JACKSON, Miss. (AP)—Mississippi legislators are not obligated to fully fund an education budget formula every year, a judge ruled in a lawsuit filed by a former governor.
Hinds County Chancery Judge William Singletary's ruling was signed Tuesday and filed Wednesday in a lawsuit that former Gov. Ronnie Musgrove brought last year on behalf of 21 school districts, including the state's second-largest district, Jackson Public Schools.
Collectively, the districts had sought more than $240 million they said they were shortchanged during six state budget years, the most recent of which ended June 30.
The lawsuit also sought an order that would have affected the entire state by making legislators fully fund a formula that was put into law in 1997 but has been ignored most years. Singletary said he would not issue that order because a portion of the law, added in 2006, includes alternatives for how the state should handle education funding during years when money falls short.
"Every day we cheat school funding is a sad day for our state," Musgrove said in a statement Wednesday. "While I am disappointed in today's ruling, I am more disappointed that adequate funding for our children's future is a matter of debate."
Musgrove will ask the state Supreme Court to reverse Singletary's ruling, said George Shelton, a partner in a political consulting firm with the former governor.
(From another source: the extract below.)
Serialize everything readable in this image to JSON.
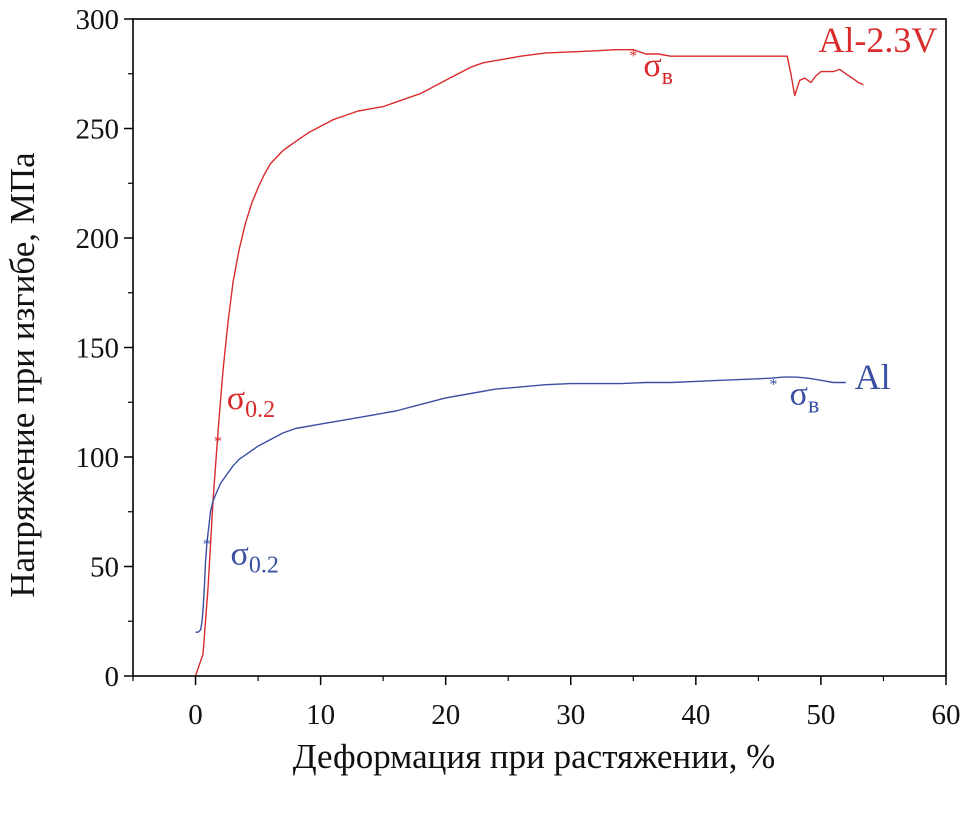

Musgrove, a Democrat, was lieutenant governor when he pushed the Mississippi Adequate Education Program into law in 1997 over the veto of then-Gov. Kirk Fordice, a Republican. Musgrove was elected governor in 1999 and served one term.
When it's fully funded, MAEP is designed to provide each school district enough money to meet midlevel academic standards.
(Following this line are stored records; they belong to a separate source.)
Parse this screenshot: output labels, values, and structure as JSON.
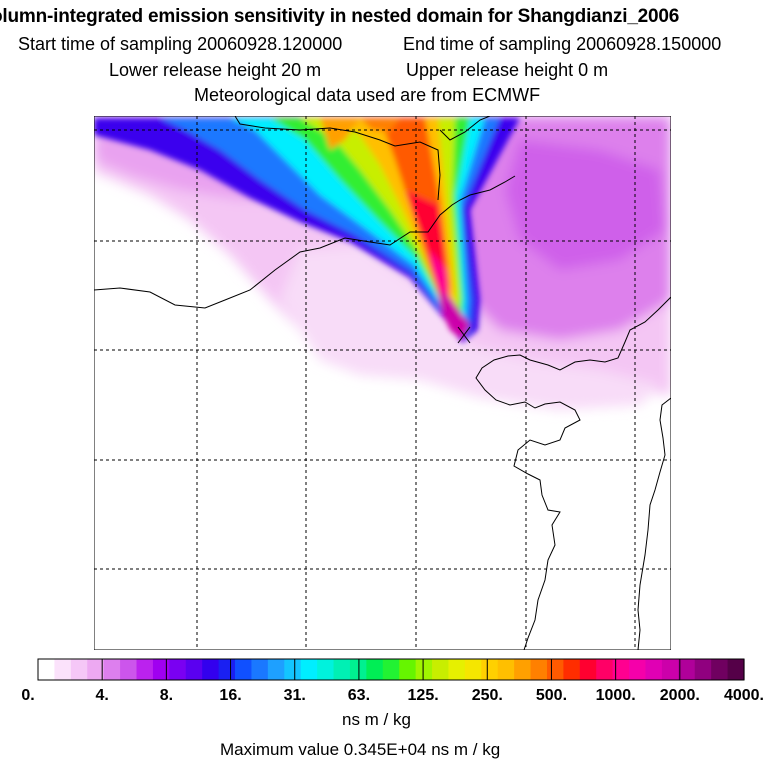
{
  "header": {
    "title": "olumn-integrated emission sensitivity in nested domain for Shangdianzi_2006",
    "start_time": "Start time of sampling 20060928.120000",
    "end_time": "End time of sampling 20060928.150000",
    "lower_release": "Lower release height   20 m",
    "upper_release": "Upper release height    0 m",
    "meteo": "Meteorological data used are from ECMWF"
  },
  "chart_data": {
    "type": "heatmap",
    "title": "olumn-integrated emission sensitivity in nested domain for Shangdianzi_2006",
    "grid": true,
    "colorbar": {
      "labels": [
        "0.",
        "4.",
        "8.",
        "16.",
        "31.",
        "63.",
        "125.",
        "250.",
        "500.",
        "1000.",
        "2000.",
        "4000."
      ],
      "colors": [
        "#ffffff",
        "#fbe2fb",
        "#f5c7f7",
        "#eda9f2",
        "#dd7fee",
        "#cc55ec",
        "#bb22ee",
        "#a000f0",
        "#7a00f2",
        "#5a00f0",
        "#3300ee",
        "#1a20f2",
        "#1050ff",
        "#1a78ff",
        "#1ea0ff",
        "#13c5ff",
        "#00eeff",
        "#00f2dd",
        "#00f0b4",
        "#00f090",
        "#00ee55",
        "#22f233",
        "#66f500",
        "#a0f500",
        "#c8ee00",
        "#e6f000",
        "#f5e600",
        "#ffd000",
        "#ffbf00",
        "#ffa000",
        "#ff8000",
        "#ff5a00",
        "#ff2d00",
        "#ff0030",
        "#ff0066",
        "#ff0090",
        "#f500aa",
        "#e000b4",
        "#cc00aa",
        "#b0009a",
        "#90007f",
        "#700060",
        "#550048"
      ],
      "unit": "ns m / kg"
    },
    "max_value": "Maximum value  0.345E+04 ns m / kg",
    "release_marker": "X"
  }
}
Singletary wrote that he believes education "is one of the most important functions of state government" and that "MAEP should be annually funded to the fullest extent possible."
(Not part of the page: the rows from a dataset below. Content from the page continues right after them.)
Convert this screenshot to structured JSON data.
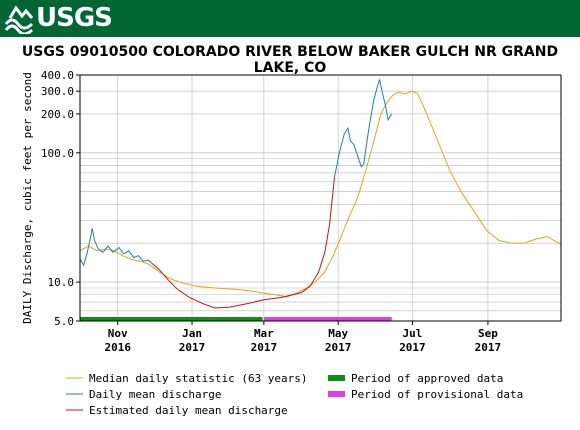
{
  "header": {
    "agency": "USGS",
    "title": "USGS 09010500 COLORADO RIVER BELOW BAKER GULCH NR GRAND LAKE, CO"
  },
  "colors": {
    "banner": "#006633",
    "median": "#e8a21a",
    "daily": "#1f7fae",
    "estimated": "#d01010",
    "approved": "#109010",
    "provisional": "#e040e0",
    "grid": "#b8b8b8"
  },
  "chart_data": {
    "type": "line",
    "title": "USGS 09010500 COLORADO RIVER BELOW BAKER GULCH NR GRAND LAKE, CO",
    "ylabel": "DAILY Discharge, cubic feet per second",
    "yscale": "log",
    "ylim": [
      5.0,
      400.0
    ],
    "xlim": [
      "2016-10-01",
      "2017-10-31"
    ],
    "grid": true,
    "y_ticks": [
      "5.0",
      "10.0",
      "100.0",
      "200.0",
      "300.0",
      "400.0"
    ],
    "x_ticks": [
      {
        "month": "Nov",
        "year": "2016",
        "date": "2016-11-01"
      },
      {
        "month": "Jan",
        "year": "2017",
        "date": "2017-01-01"
      },
      {
        "month": "Mar",
        "year": "2017",
        "date": "2017-03-01"
      },
      {
        "month": "May",
        "year": "2017",
        "date": "2017-05-01"
      },
      {
        "month": "Jul",
        "year": "2017",
        "date": "2017-07-01"
      },
      {
        "month": "Sep",
        "year": "2017",
        "date": "2017-09-01"
      }
    ],
    "series": [
      {
        "name": "Median daily statistic (63 years)",
        "color": "#e8a21a",
        "points": [
          [
            "2016-10-01",
            17.5
          ],
          [
            "2016-10-08",
            19
          ],
          [
            "2016-10-15",
            17.5
          ],
          [
            "2016-10-22",
            18
          ],
          [
            "2016-10-29",
            17.5
          ],
          [
            "2016-11-05",
            16
          ],
          [
            "2016-11-12",
            15
          ],
          [
            "2016-11-19",
            14.5
          ],
          [
            "2016-11-26",
            13.8
          ],
          [
            "2016-12-05",
            12
          ],
          [
            "2016-12-15",
            10.5
          ],
          [
            "2016-12-25",
            9.8
          ],
          [
            "2017-01-05",
            9.3
          ],
          [
            "2017-01-20",
            9.0
          ],
          [
            "2017-02-05",
            8.8
          ],
          [
            "2017-02-20",
            8.5
          ],
          [
            "2017-03-01",
            8.2
          ],
          [
            "2017-03-10",
            8.0
          ],
          [
            "2017-03-20",
            7.7
          ],
          [
            "2017-03-28",
            8.2
          ],
          [
            "2017-04-05",
            9
          ],
          [
            "2017-04-12",
            10
          ],
          [
            "2017-04-20",
            12
          ],
          [
            "2017-04-27",
            16
          ],
          [
            "2017-05-03",
            22
          ],
          [
            "2017-05-10",
            32
          ],
          [
            "2017-05-17",
            45
          ],
          [
            "2017-05-24",
            75
          ],
          [
            "2017-05-31",
            130
          ],
          [
            "2017-06-05",
            200
          ],
          [
            "2017-06-10",
            245
          ],
          [
            "2017-06-15",
            280
          ],
          [
            "2017-06-20",
            295
          ],
          [
            "2017-06-25",
            285
          ],
          [
            "2017-06-30",
            300
          ],
          [
            "2017-07-05",
            290
          ],
          [
            "2017-07-10",
            230
          ],
          [
            "2017-07-17",
            160
          ],
          [
            "2017-07-24",
            110
          ],
          [
            "2017-08-01",
            72
          ],
          [
            "2017-08-10",
            50
          ],
          [
            "2017-08-20",
            36
          ],
          [
            "2017-08-31",
            25
          ],
          [
            "2017-09-10",
            21
          ],
          [
            "2017-09-20",
            20
          ],
          [
            "2017-10-01",
            20
          ],
          [
            "2017-10-10",
            21.5
          ],
          [
            "2017-10-20",
            22.5
          ],
          [
            "2017-10-31",
            19.5
          ]
        ]
      },
      {
        "name": "Daily mean discharge",
        "color": "#1f7fae",
        "points": [
          [
            "2016-10-01",
            15
          ],
          [
            "2016-10-04",
            13.5
          ],
          [
            "2016-10-07",
            17
          ],
          [
            "2016-10-10",
            23
          ],
          [
            "2016-10-11",
            26
          ],
          [
            "2016-10-13",
            21
          ],
          [
            "2016-10-16",
            18
          ],
          [
            "2016-10-20",
            17
          ],
          [
            "2016-10-24",
            19
          ],
          [
            "2016-10-28",
            17
          ],
          [
            "2016-11-02",
            18.5
          ],
          [
            "2016-11-06",
            16.5
          ],
          [
            "2016-11-10",
            17.5
          ],
          [
            "2016-11-14",
            15.5
          ],
          [
            "2016-11-18",
            16
          ],
          [
            "2016-11-22",
            14.5
          ],
          [
            "2016-11-26",
            14.8
          ],
          [
            "2016-11-29",
            14
          ]
        ]
      },
      {
        "name": "Daily mean discharge (spring)",
        "color": "#1f7fae",
        "points": [
          [
            "2017-04-28",
            65
          ],
          [
            "2017-05-02",
            100
          ],
          [
            "2017-05-06",
            140
          ],
          [
            "2017-05-09",
            155
          ],
          [
            "2017-05-11",
            125
          ],
          [
            "2017-05-14",
            115
          ],
          [
            "2017-05-17",
            95
          ],
          [
            "2017-05-20",
            78
          ],
          [
            "2017-05-22",
            82
          ],
          [
            "2017-05-26",
            150
          ],
          [
            "2017-05-30",
            250
          ],
          [
            "2017-06-02",
            320
          ],
          [
            "2017-06-04",
            370
          ],
          [
            "2017-06-06",
            300
          ],
          [
            "2017-06-09",
            230
          ],
          [
            "2017-06-11",
            180
          ],
          [
            "2017-06-14",
            200
          ]
        ]
      },
      {
        "name": "Estimated daily mean discharge",
        "color": "#d01010",
        "points": [
          [
            "2016-11-29",
            14
          ],
          [
            "2016-12-05",
            12.5
          ],
          [
            "2016-12-12",
            10.5
          ],
          [
            "2016-12-20",
            8.8
          ],
          [
            "2016-12-30",
            7.6
          ],
          [
            "2017-01-10",
            6.8
          ],
          [
            "2017-01-20",
            6.3
          ],
          [
            "2017-02-01",
            6.4
          ],
          [
            "2017-02-15",
            6.8
          ],
          [
            "2017-03-01",
            7.3
          ],
          [
            "2017-03-15",
            7.6
          ],
          [
            "2017-03-25",
            8.0
          ],
          [
            "2017-04-01",
            8.3
          ],
          [
            "2017-04-08",
            9.3
          ],
          [
            "2017-04-15",
            12
          ],
          [
            "2017-04-20",
            17
          ],
          [
            "2017-04-24",
            28
          ],
          [
            "2017-04-28",
            65
          ]
        ]
      }
    ],
    "periods": [
      {
        "name": "Period of approved data",
        "color": "#109010",
        "start": "2016-10-01",
        "end": "2017-02-28"
      },
      {
        "name": "Period of provisional data",
        "color": "#e040e0",
        "start": "2017-03-01",
        "end": "2017-06-14"
      }
    ],
    "legend": {
      "placement": "bottom",
      "items": [
        {
          "label": "Median daily statistic (63 years)",
          "color": "#e8a21a",
          "kind": "line"
        },
        {
          "label": "Daily mean discharge",
          "color": "#1f7fae",
          "kind": "line"
        },
        {
          "label": "Estimated daily mean discharge",
          "color": "#d01010",
          "kind": "line"
        },
        {
          "label": "Period of approved data",
          "color": "#109010",
          "kind": "bar"
        },
        {
          "label": "Period of provisional data",
          "color": "#e040e0",
          "kind": "bar"
        }
      ]
    }
  }
}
"This court is sympathetic to plaintiffs' untenable position of being required to educate the students of Mississippi with less than a fully funded MAEP," Singletary wrote. "However, this court is unable to interpret the relevant statutes as imposing a mandatory annual duty on each legislator to automatically vote to apportion and allocate to each district 100 percent of the funds estimated under MAEP."
A separate political struggle over school budgets is shaping up in the coming months because two proposed constitutional amendments that deal with school funding will be on Mississippi's statewide ballot in November.
Initiative 42, which got on the ballot through a petition process, would require Mississippi to fund "an adequate and efficient system of free public schools." Legislators put an alternative, Initiative 42-A on the same ballot. It would require Mississippi to fund an "effective" system of public schools. Critics said legislators put the alternative on the ballot as a way to kill the citizen-led initiative.
House Appropriations Committee Chairman Herb Frierson, R-Poplarville, said Wednesday that he is pleased Singletary ruled against Musgrove in the school funding lawsuit. But Frierson said he still worries that if either ballot initiative is adopted, budget writers will have to slash spending for other state services.
"If you put a subjective term like 'adequate' in the constitution, it becomes the interpretation of a judge as to how much money is adequate," Frierson said.
Supporters of Initiative 42 have opposed Musgrove's lawsuit and have said Frierson is trying to scare people out of voting for their proposal.